Candidates for the 2020 Democratic presidential nomination ripped Trump's decision to unleash the airstrike.

Former Vice President Joe Biden said that while "no American will mourn" Soleimani's death, Trump "just tossed a stick of dynamite into a tinderbox" that would prompt rather than deter future Iranian attacks on U.S. interests.


Sen. Elizabeth Warren, D-Mass., called the move "reckless," predicting it would escalate the situation with Iran and increase "the likelihood of more deaths and new Middle East conflict."

Sen.

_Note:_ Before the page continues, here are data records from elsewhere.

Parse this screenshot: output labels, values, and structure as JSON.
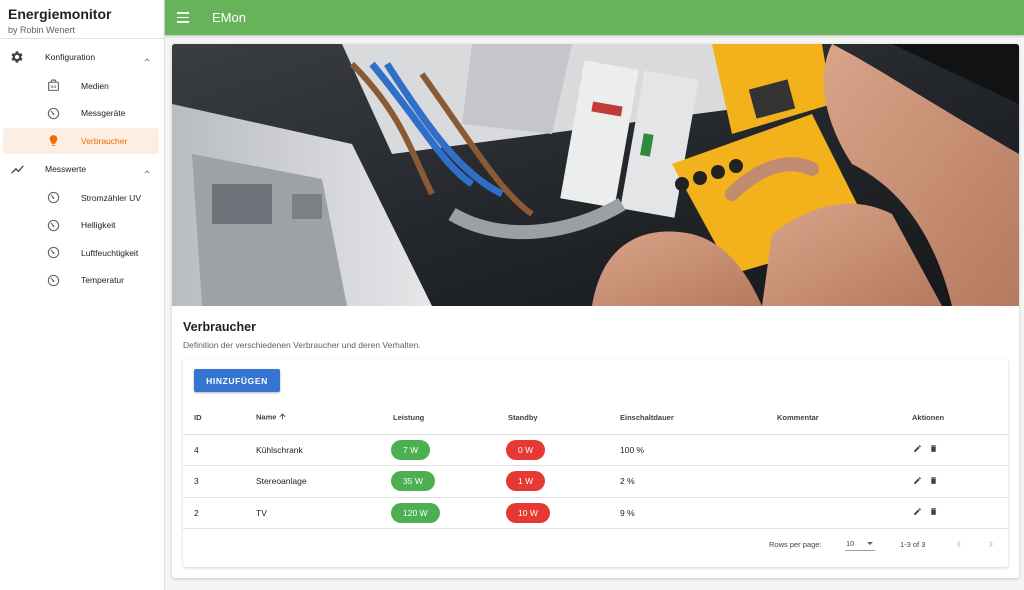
{
  "sidebar": {
    "title": "Energiemonitor",
    "subtitle": "by Robin Wenert",
    "groups": [
      {
        "label": "Konfiguration",
        "icon": "gear-icon",
        "items": [
          {
            "label": "Medien",
            "icon": "meter-icon"
          },
          {
            "label": "Messgeräte",
            "icon": "gauge-icon"
          },
          {
            "label": "Verbraucher",
            "icon": "lightbulb-icon",
            "active": true
          }
        ]
      },
      {
        "label": "Messwerte",
        "icon": "trend-icon",
        "items": [
          {
            "label": "Stromzähler UV",
            "icon": "gauge-icon"
          },
          {
            "label": "Helligkeit",
            "icon": "gauge-icon"
          },
          {
            "label": "Luftfeuchtigkeit",
            "icon": "gauge-icon"
          },
          {
            "label": "Temperatur",
            "icon": "gauge-icon"
          }
        ]
      }
    ]
  },
  "appbar": {
    "title": "EMon",
    "color": "#66b35a"
  },
  "page": {
    "title": "Verbraucher",
    "subtitle": "Definition der verschiedenen Verbraucher und deren Verhalten.",
    "add_label": "HINZUFÜGEN"
  },
  "table": {
    "headers": {
      "id": "ID",
      "name": "Name",
      "leistung": "Leistung",
      "standby": "Standby",
      "einschaltdauer": "Einschaltdauer",
      "kommentar": "Kommentar",
      "aktionen": "Aktionen"
    },
    "rows": [
      {
        "id": "4",
        "name": "Kühlschrank",
        "leistung": "7 W",
        "standby": "0 W",
        "einschaltdauer": "100 %",
        "kommentar": ""
      },
      {
        "id": "3",
        "name": "Stereoanlage",
        "leistung": "35 W",
        "standby": "1 W",
        "einschaltdauer": "2 %",
        "kommentar": ""
      },
      {
        "id": "2",
        "name": "TV",
        "leistung": "120 W",
        "standby": "10 W",
        "einschaltdauer": "9 %",
        "kommentar": ""
      }
    ],
    "footer": {
      "rows_per_page_label": "Rows per page:",
      "rows_per_page_value": "10",
      "range": "1-3 of 3"
    }
  },
  "colors": {
    "accent": "#ef6c00",
    "primary_button": "#3574d1",
    "chip_green": "#4caf50",
    "chip_red": "#e53935"
  }
}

Bernie Sanders, I-Vt., meanwhile, said a conflict in the Middle East "could cost countless lives and trillions more dollars."

The killing of Soleimani will "negatively affect" global security, Russia said, while Iraq's top lawmaker called the action a violation of his country's sovereignty.

A statement released by the Russian Defense Ministry called Soleimani, commander of Iran's elite Islamic Revolution Guards Corps Quds Force, one the strongest actors in the fight against jihadist terrorist groups such as the Islamic State and al-Qaida.

The Russian ministry said his death in an airstrike ordered by Trump was ill-advised.

"The short-sighted steps by the U.S., namely the killing of General Soleimani, will lead to a sharp escalation of military-political tensions in the Middle East region," the ministry said. "It is fraught with serious negative consequences for the entire global security system."

Condemnation also was swift among Iraqi lawmakers who said the airstrikes violated Iraq's sovereignty agreements with the United States.

Iraq Parliament Speaker Mohammed al-Halbousi said the killings of Soleimani and al-Muhandis were "a flagrant violation of sovereignty and a violation of international conventions."


"Any security and military operation on Iraqi territory must have the approval of the government," he said in a statement. "We also call on the government in this sensitive circumstance to take the necessary political, legal and security measures to stop such attacks."